Türen – Veränderungen im Laufe der Geschichte

Türen gibt es viele verschiedene und das schon sehr lange. Wer die Tür erfunden hat und wo kann nicht genau eruiert werden. Ihre erste geschichtliche Erwähnung erfuhr die Tür im 8. Jahrhundert und wir gehen davon aus, dass es Türen gibt, seit die Menschen Wände und Häuser bauen. Türen dienten als Ein- und Auslässe und als Durchgänge. Damals wie heute wurden sie verschlossen und zugänglich gemacht.

Im Laufe der Zeit wurden sie in Bezug auf ihre Höhe immer größer, denn auch die Menschen wurden im Laufe der Jahrhunderte größer. Was einst ein loser Vorhang oder eine verschiebbare Platte war, wure im Laufe der Zeit weiterentwickelt und zu den Türen weiterentwickelt, wie wir sie heute kennen. So wurden Befestigungsmöglichkeiten erfunden, von der Schlaufe über den Riegel und letztendlich auch das Schloss – sichere Türen sind seit jeher das Primärziel beim Türenbau. Sie sollen jedoch auch optisch zum Gebäude passen und sich in die Gesamtansicht einfügen. Optisch ansprechende und stabile Türen, wie etwa von rekord, sind in der heutigen Zeit, in der die Zahl der Einbrüche zunimmt, eine lohnende Investition, ohne die Nachteile der Optik einer Stahltür hinnehmen zu müssen.

Die Türen Symbolik

Auch heute noch basieren viele Rituale und Bräuche auf der ganzen Welt symbolisch auf der Tür. Ob es nun der berühmte Mistelzweig ist, der zu Weihnachten über Tür gehängt, den sich Küssenden Glück verspricht, oder das ebenfalls glückbringende Hufeisen. In orientalischen Ländern ist der Brauch weit verbreitet ein blaues, augenförmiges Amulett über der Tür anzubringen, um den Bösen Blick des Besuchers abzuwenden.

Wer sich schon einmal gefragt hat, weshalb beim Karneval oftmals der Stadtschlüssel vom Bürgermeister an die Narren übergeben wird, dem wird klar, dass es hierbei um die symbolische Übergabe von Besitzverhältnissen geht. Der Bürgermeister, das Oberhaupt einer Stadt, übergibt einer anderen Partei die Befugnisse, über eben diese.
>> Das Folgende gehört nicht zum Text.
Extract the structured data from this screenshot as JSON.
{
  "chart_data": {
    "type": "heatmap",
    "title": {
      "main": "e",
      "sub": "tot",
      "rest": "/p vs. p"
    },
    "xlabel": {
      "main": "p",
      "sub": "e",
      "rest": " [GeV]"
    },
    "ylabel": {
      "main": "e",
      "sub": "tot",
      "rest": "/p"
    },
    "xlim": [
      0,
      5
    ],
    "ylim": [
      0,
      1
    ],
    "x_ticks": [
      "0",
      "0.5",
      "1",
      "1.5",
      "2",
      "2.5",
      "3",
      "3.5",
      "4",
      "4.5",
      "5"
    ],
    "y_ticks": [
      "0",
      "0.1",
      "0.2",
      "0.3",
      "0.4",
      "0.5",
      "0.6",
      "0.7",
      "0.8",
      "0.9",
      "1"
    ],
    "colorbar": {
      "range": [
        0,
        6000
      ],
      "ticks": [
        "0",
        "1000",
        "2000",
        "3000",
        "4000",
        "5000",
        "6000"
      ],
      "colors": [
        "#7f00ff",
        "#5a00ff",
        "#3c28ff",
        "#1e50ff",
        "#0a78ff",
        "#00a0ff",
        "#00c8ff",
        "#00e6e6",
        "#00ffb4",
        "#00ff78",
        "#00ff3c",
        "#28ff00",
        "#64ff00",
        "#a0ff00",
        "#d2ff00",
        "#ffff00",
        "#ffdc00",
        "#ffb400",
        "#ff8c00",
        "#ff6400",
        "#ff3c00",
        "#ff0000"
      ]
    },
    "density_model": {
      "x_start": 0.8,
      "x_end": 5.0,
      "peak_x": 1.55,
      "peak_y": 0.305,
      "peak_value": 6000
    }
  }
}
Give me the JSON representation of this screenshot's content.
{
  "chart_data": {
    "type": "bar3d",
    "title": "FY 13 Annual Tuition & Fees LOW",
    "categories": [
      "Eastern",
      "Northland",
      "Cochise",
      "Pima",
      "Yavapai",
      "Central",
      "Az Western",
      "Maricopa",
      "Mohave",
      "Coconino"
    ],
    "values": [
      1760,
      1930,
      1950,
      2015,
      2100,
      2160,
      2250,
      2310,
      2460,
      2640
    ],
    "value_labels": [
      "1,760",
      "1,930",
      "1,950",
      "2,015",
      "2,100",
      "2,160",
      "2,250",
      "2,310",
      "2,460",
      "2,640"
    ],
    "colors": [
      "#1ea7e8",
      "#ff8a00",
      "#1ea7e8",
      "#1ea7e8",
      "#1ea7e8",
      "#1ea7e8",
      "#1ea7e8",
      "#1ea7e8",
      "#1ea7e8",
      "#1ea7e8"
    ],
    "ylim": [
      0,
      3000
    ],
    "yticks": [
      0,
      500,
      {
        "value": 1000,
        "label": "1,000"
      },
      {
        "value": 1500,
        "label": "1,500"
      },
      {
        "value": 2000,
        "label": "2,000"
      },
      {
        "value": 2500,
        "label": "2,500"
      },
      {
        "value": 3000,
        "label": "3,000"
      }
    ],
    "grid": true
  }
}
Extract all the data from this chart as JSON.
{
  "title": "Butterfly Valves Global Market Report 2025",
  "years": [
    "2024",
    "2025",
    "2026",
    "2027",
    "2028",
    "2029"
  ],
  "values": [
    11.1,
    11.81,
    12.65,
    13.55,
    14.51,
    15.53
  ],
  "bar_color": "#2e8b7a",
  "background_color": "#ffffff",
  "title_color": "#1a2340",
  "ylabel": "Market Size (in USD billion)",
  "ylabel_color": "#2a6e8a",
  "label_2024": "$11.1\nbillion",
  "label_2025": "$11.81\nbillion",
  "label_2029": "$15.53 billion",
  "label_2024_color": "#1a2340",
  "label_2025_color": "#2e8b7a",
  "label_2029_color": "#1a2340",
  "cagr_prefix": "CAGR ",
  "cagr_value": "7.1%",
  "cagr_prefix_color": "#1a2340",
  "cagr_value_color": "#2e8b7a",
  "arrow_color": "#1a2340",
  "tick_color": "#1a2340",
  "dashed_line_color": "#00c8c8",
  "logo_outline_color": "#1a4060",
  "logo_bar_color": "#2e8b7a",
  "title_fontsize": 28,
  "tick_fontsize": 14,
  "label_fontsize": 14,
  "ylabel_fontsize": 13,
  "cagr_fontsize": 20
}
Diese Tradition lässt sich jahrhunderteweit zurückverfolgen, als nach Belagerungen, eine Stadt durch die Übergabe des Schlüssels an die Belagerer übergeben wurde.

Sinn und Zweck der Türen – damals

Türen im Wandel der Zeit

In ihrer Grundfunktion haben sich Türen im Laufe der Jahrhunderte nicht geändert (c) Katharina Wieland Müller / pixelio.de

Ein- und Auslässe waren Türen seit ihrer Erfindung zu allen Zeiten. Türen dienten seit jeher als Zugang zu Sicherung von Vieh in Umzäunungen, wie z.B. durch Heckenpflanzen, als Schutz vor Wind und Wetter, als Abgrenzung und Festigung. Selbstverständlich macht eine Tür lediglich dann Sinn, wenn sie beidseitig in ein Objekt übergeht, welches einen Raum, Platz oder ein Territorium abgrenzt. Simpel oder prunkvoll, von der einfachen Holztür bis zur pompösen Bronzetür erfülltem sie ihre jeweiligen Zwecke und werden bis heute immer weiter entwickelt.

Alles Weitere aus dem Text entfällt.